05
The dawn that broke over the city of Dar es Salaam was gray and cold, matching the ice that had formed around my heart. I sat on the edge of the king-sized bed, watching the sunlight crawl across the expensive Italian rugs, my eyes fixed on the sleeping figure of Andronico. He looked so peaceful, his breathing steady, his powerful arms draped across the pillows. But now, every time I looked at him, I didn't see a savior. I saw a puppeteer.

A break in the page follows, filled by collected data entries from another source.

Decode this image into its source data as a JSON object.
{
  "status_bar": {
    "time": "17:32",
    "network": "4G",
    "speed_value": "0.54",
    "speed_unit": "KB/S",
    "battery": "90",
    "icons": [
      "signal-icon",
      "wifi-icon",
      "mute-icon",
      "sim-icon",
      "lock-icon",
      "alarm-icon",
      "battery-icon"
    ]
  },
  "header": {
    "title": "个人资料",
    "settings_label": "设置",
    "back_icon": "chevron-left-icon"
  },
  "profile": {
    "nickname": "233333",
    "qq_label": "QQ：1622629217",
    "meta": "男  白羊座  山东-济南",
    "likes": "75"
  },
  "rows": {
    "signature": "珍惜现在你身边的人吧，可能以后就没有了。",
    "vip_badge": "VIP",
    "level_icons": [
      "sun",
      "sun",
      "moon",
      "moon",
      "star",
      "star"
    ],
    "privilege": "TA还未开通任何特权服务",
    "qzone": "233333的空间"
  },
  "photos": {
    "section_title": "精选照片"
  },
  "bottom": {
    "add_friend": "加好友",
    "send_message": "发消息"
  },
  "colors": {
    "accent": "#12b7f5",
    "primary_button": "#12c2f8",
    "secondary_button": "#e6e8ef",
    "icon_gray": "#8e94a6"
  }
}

Eric's words from the kitchen echoed in my mind like a recurring nightmare. You were manufactured. A long-con that lasted twenty years. If what Eric said was true, my entire existence was a project. My mother's tears, my father's guilt, the village's fear it was all a script written by a Mafia family hungry for a spiritual connection they couldn't possess.
Andronico wasn't just my owner; he was my creator in the cruelest sense of the word.
I felt a sudden, violent urge to reach for the gun on the nightstand and end it all. But then, a cold, calculating clarity washed over me.
No. If I killed him now, I would just be another casualty of the Mafia. I didn't want him dead I wanted him broken. I wanted to watch his empire crumble the same way he had crumbled my life.
I laid back down, closing my eyes just as I felt him stir.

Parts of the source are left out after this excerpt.